Des feuilles, des feuilles, toujours plus de feuilles. Il n’y en a jamais assez et monsieur Verdoux les entasse dans sa brouette avec une minutie, qui le confine au perfectionnisme.
– Mais enfin Désiré m’expliquerez-vous pourquoi nous ramassons toutes ces feuilles ?
– C’est l’automne ma perle d’amour et je me dois d’avoir un jardin toujours propre. Sinon, me ferez-vous remarquer, comment pourrai-je vous recevoir dignement en ces lieux ?
– …
– Non, non ! Ne me regardez pas ainsi et ramassez mon petit. Ramassez ! Voyez-vous, il nous faut dégager toutes les allées. Ensuite, je vous emmènerai vous régaler.
Obtempérant, non sans manquer de faire part de son trouble, la dame amasse les feuilles ainsi réclamées par son fiancé. Étrange manie s’il en est, car depuis qu’elle est arrivée ce matin, dans cette villa à Gambais, cela n’a été que leur seule occupation : ramasser et encore ramasser des feuilles, et seulement des feuilles rousses, jaunes, craquelées, froissées, désagrégées. Et tout cela pourquoi ? Pour les entasser dans son garage.
Monsieur Verdoux ne jette rien. Il conserve et note scrupuleusement les faits dans son carnet. Comme elle s’en était étonné la première fois qu’il s’était rencontré, il l’avait de suite rassurée en lui expliquant que c’était là une chose élémentaire, que tout homme entreprenant se devait de faire s’il voulait assurer bien-être et prospérité à sa famille.

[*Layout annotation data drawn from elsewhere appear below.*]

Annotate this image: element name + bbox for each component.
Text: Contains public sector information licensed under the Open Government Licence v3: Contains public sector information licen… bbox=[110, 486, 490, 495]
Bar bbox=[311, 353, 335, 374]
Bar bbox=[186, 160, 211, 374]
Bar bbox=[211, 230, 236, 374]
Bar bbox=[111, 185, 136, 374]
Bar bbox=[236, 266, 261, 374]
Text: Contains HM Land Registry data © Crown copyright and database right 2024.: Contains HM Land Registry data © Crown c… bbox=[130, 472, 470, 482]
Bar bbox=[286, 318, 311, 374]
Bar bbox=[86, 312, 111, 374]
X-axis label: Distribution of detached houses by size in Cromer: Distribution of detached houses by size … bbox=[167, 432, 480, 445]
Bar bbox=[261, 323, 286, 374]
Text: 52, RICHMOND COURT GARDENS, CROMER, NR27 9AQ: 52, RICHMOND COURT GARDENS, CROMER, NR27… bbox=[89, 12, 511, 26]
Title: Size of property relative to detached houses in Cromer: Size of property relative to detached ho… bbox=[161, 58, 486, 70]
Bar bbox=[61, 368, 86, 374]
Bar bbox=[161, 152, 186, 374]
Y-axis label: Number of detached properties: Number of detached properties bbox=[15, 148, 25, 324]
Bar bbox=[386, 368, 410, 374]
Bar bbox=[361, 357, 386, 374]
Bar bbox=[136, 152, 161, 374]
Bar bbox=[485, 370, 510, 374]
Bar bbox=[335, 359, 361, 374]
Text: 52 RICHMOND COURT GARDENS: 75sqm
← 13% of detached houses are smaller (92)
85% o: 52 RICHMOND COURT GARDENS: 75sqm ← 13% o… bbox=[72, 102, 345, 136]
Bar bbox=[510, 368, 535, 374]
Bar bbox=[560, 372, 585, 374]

À mesure de leurs retrouvailles, elle avait été prise en plusieurs occasions d’un étrange malaise, quant aux manières et aux manies de celui avec qui elle allait se fiancer. Par exemple, pourquoi la persuader de faire l’inventaire de tous ses biens ? Pour s’assurer du bon déroulement de son déménagement, en n’ayant à n'emprunter que le strict minimum, avait-il argué, en guise d’explication. Une fois de passage chez lui, elle avait aperçu un portrait dans une pièce. C’était une photographie, en grand format, enfermée dans un cadre de bois sombre. Il était posé en équilibre sur une cheminée, un linceul noir le recouvrait, tandis qu’à côté des cierges brûlaient. Elle, qui n’avait jamais été d’une grande piété religieuse, en fut toute surprise. Questionnant son fiancé, ce dernier lui avait expliqué qu’il s’agissait là d’un portrait de sa pauvre mère, décédé quelques années auparavant et dont il ne désirait pas voir le souvenir sombrer dans l’oubli.
La manière et la chaleur contenue dans ses paroles avaient alors achevé d’emporter son cœur, désormais sien.